Vers ce temps-là, pour des raisons que j’ignore, miss Jenny nous quitta. Elle ne fut pas remplacée, et cette embarrassante question se posa : que faire d’Anthony ? Impossible de l’envoyer à l’école de la ville ; il eût été massacré. Pourtant, il approchait de sa douzième année : il fallait l’instruire. Sa mère se mit au travail avec lui : tâche difficile et charmante, qu’allégeait l’intelligence de mon petit camarade, son application, sa curiosité de savoir. Mais je n’avais plus accès aux leçons. Anthony, que je voyais plus rarement, me les racontait, et j’avais la vision d’un monde nouveau, mille fois plus intéressant que celui où m’introduisait l’école. En ville, cependant, ces leçons maternelles constituaient un nouvel objet de reproches et de plaisanteries. On en escomptait le résultat probable.

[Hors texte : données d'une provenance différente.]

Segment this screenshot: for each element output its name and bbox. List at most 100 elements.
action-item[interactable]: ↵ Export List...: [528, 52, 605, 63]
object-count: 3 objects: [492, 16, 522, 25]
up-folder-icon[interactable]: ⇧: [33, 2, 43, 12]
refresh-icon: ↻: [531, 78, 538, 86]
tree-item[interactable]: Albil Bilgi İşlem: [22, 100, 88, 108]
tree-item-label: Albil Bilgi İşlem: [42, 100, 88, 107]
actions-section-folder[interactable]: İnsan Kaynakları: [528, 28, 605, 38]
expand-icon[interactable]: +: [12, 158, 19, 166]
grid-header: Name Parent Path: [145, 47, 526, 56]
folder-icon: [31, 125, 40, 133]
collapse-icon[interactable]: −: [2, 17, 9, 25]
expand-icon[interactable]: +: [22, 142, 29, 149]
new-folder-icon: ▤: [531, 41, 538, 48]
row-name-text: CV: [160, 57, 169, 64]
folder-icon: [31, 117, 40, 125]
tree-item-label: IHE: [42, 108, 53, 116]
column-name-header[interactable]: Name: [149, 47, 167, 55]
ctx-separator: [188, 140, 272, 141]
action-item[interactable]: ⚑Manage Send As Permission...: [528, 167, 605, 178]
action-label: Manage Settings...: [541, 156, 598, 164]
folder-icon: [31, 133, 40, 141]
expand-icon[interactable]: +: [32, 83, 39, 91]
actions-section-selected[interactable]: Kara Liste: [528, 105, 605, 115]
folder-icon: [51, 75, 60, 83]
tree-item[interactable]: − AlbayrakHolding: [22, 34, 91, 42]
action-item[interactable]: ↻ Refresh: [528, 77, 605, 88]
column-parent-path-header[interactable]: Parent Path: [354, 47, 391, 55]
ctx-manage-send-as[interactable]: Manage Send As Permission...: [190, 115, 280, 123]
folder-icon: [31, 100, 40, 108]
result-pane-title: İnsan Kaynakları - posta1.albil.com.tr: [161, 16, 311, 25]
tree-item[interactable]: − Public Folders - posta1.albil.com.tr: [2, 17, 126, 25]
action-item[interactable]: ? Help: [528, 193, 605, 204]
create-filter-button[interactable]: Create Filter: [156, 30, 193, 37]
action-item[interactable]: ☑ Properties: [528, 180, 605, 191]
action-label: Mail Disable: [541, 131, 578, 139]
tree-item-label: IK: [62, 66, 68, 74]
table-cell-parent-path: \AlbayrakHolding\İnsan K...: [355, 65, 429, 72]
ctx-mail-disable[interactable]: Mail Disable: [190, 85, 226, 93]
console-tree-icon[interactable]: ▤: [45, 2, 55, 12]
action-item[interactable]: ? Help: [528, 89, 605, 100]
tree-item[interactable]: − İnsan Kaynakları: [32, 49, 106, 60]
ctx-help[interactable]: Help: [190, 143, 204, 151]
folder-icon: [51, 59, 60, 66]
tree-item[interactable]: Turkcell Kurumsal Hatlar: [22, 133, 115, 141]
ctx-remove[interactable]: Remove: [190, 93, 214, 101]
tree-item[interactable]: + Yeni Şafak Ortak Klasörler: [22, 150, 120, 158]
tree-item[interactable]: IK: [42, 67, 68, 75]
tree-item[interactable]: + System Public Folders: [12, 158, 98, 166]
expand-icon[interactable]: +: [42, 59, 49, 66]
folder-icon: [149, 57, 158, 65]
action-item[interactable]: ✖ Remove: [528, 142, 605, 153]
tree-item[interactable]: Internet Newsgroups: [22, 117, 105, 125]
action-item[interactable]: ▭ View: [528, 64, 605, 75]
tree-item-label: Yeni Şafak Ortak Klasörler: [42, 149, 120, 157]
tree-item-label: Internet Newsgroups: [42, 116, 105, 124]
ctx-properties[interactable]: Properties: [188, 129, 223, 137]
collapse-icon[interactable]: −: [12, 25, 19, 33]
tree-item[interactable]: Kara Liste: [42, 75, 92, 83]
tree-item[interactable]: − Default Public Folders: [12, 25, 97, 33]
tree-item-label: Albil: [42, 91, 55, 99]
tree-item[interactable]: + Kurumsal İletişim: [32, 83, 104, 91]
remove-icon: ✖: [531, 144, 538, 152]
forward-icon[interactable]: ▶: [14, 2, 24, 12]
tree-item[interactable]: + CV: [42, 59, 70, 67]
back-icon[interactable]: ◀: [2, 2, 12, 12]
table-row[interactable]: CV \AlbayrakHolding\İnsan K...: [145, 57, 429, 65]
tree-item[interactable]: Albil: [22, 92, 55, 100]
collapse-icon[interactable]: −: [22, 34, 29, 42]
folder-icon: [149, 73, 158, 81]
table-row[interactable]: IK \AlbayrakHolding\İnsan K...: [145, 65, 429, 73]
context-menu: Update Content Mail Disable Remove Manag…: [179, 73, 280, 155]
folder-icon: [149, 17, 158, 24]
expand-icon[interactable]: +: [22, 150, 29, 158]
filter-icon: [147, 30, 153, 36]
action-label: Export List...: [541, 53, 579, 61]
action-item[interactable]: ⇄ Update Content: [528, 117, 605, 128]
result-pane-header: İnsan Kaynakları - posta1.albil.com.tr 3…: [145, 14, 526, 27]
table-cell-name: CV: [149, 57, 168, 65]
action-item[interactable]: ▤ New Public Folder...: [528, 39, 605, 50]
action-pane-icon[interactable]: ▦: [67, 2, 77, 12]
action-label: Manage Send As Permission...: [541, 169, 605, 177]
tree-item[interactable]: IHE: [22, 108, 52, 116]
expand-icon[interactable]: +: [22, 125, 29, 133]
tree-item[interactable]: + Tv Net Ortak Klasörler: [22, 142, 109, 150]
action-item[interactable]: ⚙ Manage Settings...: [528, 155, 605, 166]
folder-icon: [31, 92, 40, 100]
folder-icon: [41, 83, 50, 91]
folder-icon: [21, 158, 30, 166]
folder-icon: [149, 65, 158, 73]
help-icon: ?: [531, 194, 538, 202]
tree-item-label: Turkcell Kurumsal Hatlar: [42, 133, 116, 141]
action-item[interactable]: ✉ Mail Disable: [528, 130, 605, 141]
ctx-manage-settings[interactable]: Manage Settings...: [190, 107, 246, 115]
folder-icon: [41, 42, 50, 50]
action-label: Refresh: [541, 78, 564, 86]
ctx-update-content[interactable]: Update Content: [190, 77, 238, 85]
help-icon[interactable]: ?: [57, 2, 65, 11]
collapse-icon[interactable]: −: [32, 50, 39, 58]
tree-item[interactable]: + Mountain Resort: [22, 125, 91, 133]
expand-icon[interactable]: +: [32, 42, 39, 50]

« Que peut-elle lui enseigner ? Que sait-elle ? »

Jamais les Pleigeans n’auraient soupçonné que les mères savent toujours tout ce qu’il faut que leurs enfants apprennent.

Aux approches de l’hiver, le bruit de leur prochain départ se répandit. C’était une fausse nouvelle : ils restèrent. Et j’entends encore ma marraine expliquer à ma mère pourquoi leur gracieux voyage ne se renouvelait pas.

Je jouais dans un coin du salon, sans faire de bruit. On ne songeait pas à ma présence, ou l’on me croyait tout occupé de mes soldats de plomb. Et je dressais les oreilles, sans perdre un mot de l’entretien.

Les deux femmes étaient assises, à côté l’une de l’autre, comme deux amies, dans une pose intime, sur le vieux canapé à galerie, recouvert de reps grenat, que j’ai toujours conservé tel quel en souvenir de mon enfance — Ma mère avait été plus affectueuse que de coutume ; Mme des Pleiges s’ouvrit davantage, étant encouragée, et prolongea sa visite. Elle parlait de son fils. Elle raconta son zèle et sa sagesse, en s’extasiant avec un peu de crainte, le trouvant trop raisonnable pour son âge. De temps en temps, elle répétait, sans s’apercevoir qu’elle l’avait déjà dit plusieurs fois :

— Je vous assure, chère madame, que c’est un enfant délicieux !

Puis, elle en vint à dire son gros souci du lendemain ; car enfin, elle ne pouvait songer à le garder toujours auprès d’elle, puisqu’il faut qu’un homme se prépare à la vie ; et elle s’assombrit, et elle s’efforça de repousser le plus loin possible cette angoissante pensée.

— Il est encore si petit, disait-elle.

Ma mère dit, pour lui faire plaisir :

— Oh ! sans doute, vous avez du temps devant vous.

Mais elle secoua la tête sans répondre : ses yeux perdus semblaient fixés sur ce coin mystérieux de l’avenir dont elle venait ainsi de soulever le voile.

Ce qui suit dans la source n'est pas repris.